Im Uysal-Buch etwa findet sich in der deutschen Ausgabe etwa auf Seite 51 eine Abhandlung über das islamkonforme Züchtigen der Ehefrau: „Leichtes Schlagen: Im Falle öffentlicher Schandtat der Frau ist leichtes Schlagen seitens des Ehemannes erlaubt. Nicht erlaubt ist auf den Kopf, ins Gesicht, auf die Brust oder den Bauch zu schlagen. … Auf dem Körper dürfen keine Zeichen oder Spuren durch das Schlagen entstehen.“ Auf Seite 52 heißt es wörtlich: „Brutalität jeder Art ist im Islam grundsätzlich verboten. … Sollte sich eine Frau jedoch gegen ihren Mann auflehnen und es darauf anlegen, die Harmonie und den Fortbestand der Familie zu zerstören, erlaubt der Koran dem Ehemann als letzte Maßnahme, seine Frau zu züchtigen“.

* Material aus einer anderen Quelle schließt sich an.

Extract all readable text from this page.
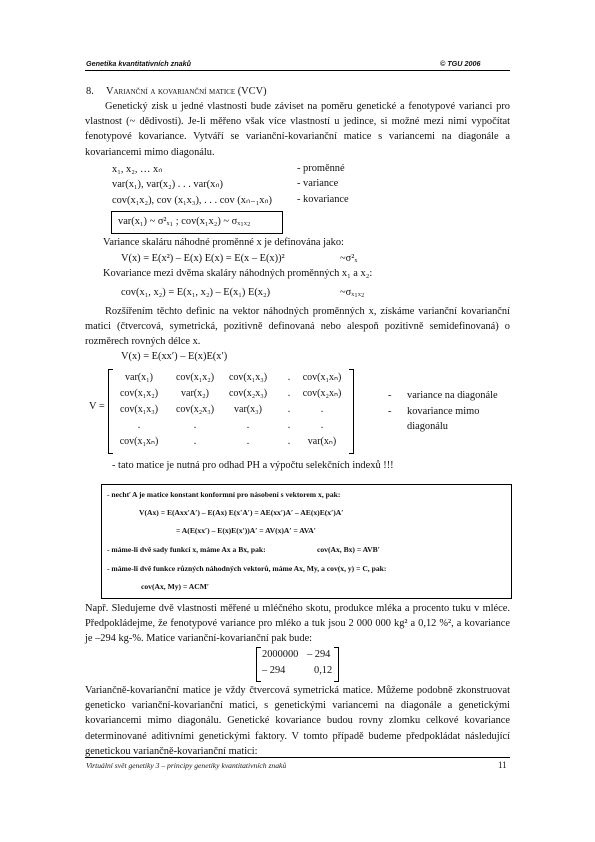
Genetika kvantitativních znaků	© TGU 2006
8. Varianční a kovarianční matice (VCV)
Genetický zisk u jedné vlastnosti bude záviset na poměru genetické a fenotypové varianci pro vlastnost (~ dědivosti). Je-li měřeno však více vlastností u jedince, si možné mezi nimi vypočítat fenotypové kovariance. Vytváří se varianční-kovarianční matice s variancemi na diagonále a kovariancemi mimo diagonálu.
x₁, x₂, … xₙ	- proměnné
var(x₁), var(x₂) . . . var(xₙ)	- variance
cov(x₁x₂), cov (x₁x₃), . . . cov (xₙ₋₁xₙ) - kovariance
var(x₁) ~ σ²ₓ₁ ; cov(x₁x₂) ~ σₓ₁ₓ₂
Variance skaláru náhodné proměnné x je definována jako:
V(x) = E(x²) – E(x) E(x) = E(x – E(x))²	~σ²ₓ
Kovariance mezi dvěma skaláry náhodných proměnných x₁ a x₂:
cov(x₁, x₂) = E(x₁, x₂) – E(x₁) E(x₂)	~σₓ₁ₓ₂
Rozšířením těchto definic na vektor náhodných proměnných x, získáme varianční kovarianční matici (čtvercová, symetrická, pozitivně definovaná nebo alespoň pozitivně semidefinovaná) o rozměrech rovných délce x.
V(x) = E(xx′) – E(x)E(x′)
V =
var(x₁)	cov(x₁x₂)	cov(x₁x₃)	.	cov(x₁xₙ)
cov(x₁x₂)	var(x₂)	cov(x₂x₃)	.	cov(x₂xₙ)
cov(x₁x₃)	cov(x₂x₃)	var(x₃)	.	.
.	.	.	.	.
cov(x₁xₙ)	.	.	.	var(xₙ)
- variance na diagonále
- kovariance mimo
diagonálu
- tato matice je nutná pro odhad PH a výpočtu selekčních indexů !!!
- nechť A je matice konstant konformní pro násobení s vektorem x, pak:
V(Ax) = E(Axx′A′) – E(Ax) E(x′A′) = AE(xx′)A′ – AE(x)E(x′)A′
= A(E(xx′) – E(x)E(x′))A′ = AV(x)A′ = AVA′
- máme-li dvě sady funkcí x, máme Ax a Bx, pak:	cov(Ax, Bx) = AVB′
- máme-li dvě funkce různých náhodných vektorů, máme Ax, My, a cov(x, y) = C, pak:
cov(Ax, My) = ACM′
Např. Sledujeme dvě vlastnosti měřené u mléčného skotu, produkce mléka a procento tuku v mléce. Předpokládejme, že fenotypové variance pro mléko a tuk jsou 2 000 000 kg² a 0,12 %², a kovariance je –294 kg-%. Matice varianční-kovarianční pak bude:
2000000 – 294
– 294	0,12
Variančně-kovarianční matice je vždy čtvercová symetrická matice. Můžeme podobně zkonstruovat geneticko varianční-kovarianční matici, s genetickými variancemi na diagonále a genetickými kovariancemi mimo diagonálu. Genetické kovariance budou rovny zlomku celkové kovariance determinované aditivními genetickými faktory. V tomto případě budeme předpokládat následující genetickou variančně-kovarianční matici:
Virtuální svět genetiky 3 – principy genetiky kvantitativních znaků	11
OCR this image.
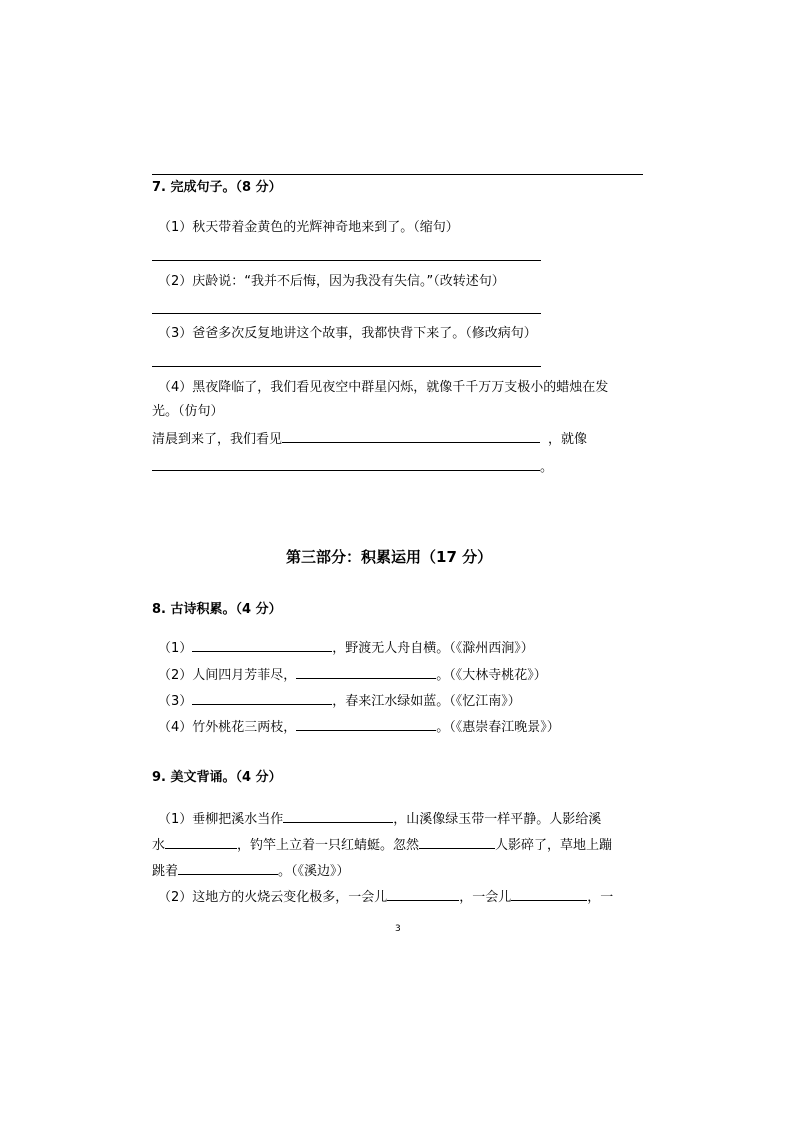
7. 完成句子。（8 分）
（1）秋天带着金黄色的光辉神奇地来到了。（缩句）
（2）庆龄说：“我并不后悔，因为我没有失信。”（改转述句）
（3）爸爸多次反复地讲这个故事，我都快背下来了。（修改病句）
（4）黑夜降临了，我们看见夜空中群星闪烁，就像千千万万支极小的蜡烛在发
光。（仿句）
清晨到来了，我们看见	，就像
。
第三部分：积累运用（17 分）
8. 古诗积累。（4 分）
（1）	，野渡无人舟自横。（《滁州西涧》）
（2）人间四月芳菲尽，	。（《大林寺桃花》）
（3）	，春来江水绿如蓝。（《忆江南》）
（4）竹外桃花三两枝，	。（《惠崇春江晚景》）
9. 美文背诵。（4 分）
（1）垂柳把溪水当作	，山溪像绿玉带一样平静。人影给溪
水	，钓竿上立着一只红蜻蜓。忽然	人影碎了，草地上蹦
跳着	。（《溪边》）
（2）这地方的火烧云变化极多，一会儿	，一会儿	，一
3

„Ilmihal für Frauen“, Seite 52: Züchtigung erlaubt.Ilmihal für Frauen/Screenshot
Ilmihal für Frauen/Screenshot

Islamische Weltherrschaft und Steinigung

Die deutschsprachige Ausgabe des „Erläuterten Frauenkatechismus“ wurde unter dem Titel „Grundwissen für Frauen“ auch schon in der Kölner Zentralmoschee des deutschen Diyanet-Ablegers Ditib verkauft. Darin wird die islamische Weltherrschaft und die Steinigung von Ehebrechern propagiert. So heißt es dort auf Seite 332: „Dschihad bedeutet, sich für die Herrschaft des Islams auf der Welt mit seinem Leben, Besitz und seiner Zunge auf das Äußerste anzustrengen.“

Auf den Seiten 468/469 steht geschrieben: „Der Gesandte Allahs sagt: … Allah hat den Frauen einen Weg geöffnet. Wenn ein Lediger mit einer Ledigen Zina (Unzucht, Anm.) macht, bekommen beide 100 Stockschläge und ein Jahr Exil. Wenn ein Verheirateter mit einer Verheirateten Zina hat (oder ein Witwer mit einer Witwe), gibt es 100 Stockschläge und die Steinigung zu Tode.“ Das Buch befindet sich übrigens im Online-Angebot des Muslime Life Style Shops Zahraa in Wien-Meidling, ist aber derzeit ausverkauft.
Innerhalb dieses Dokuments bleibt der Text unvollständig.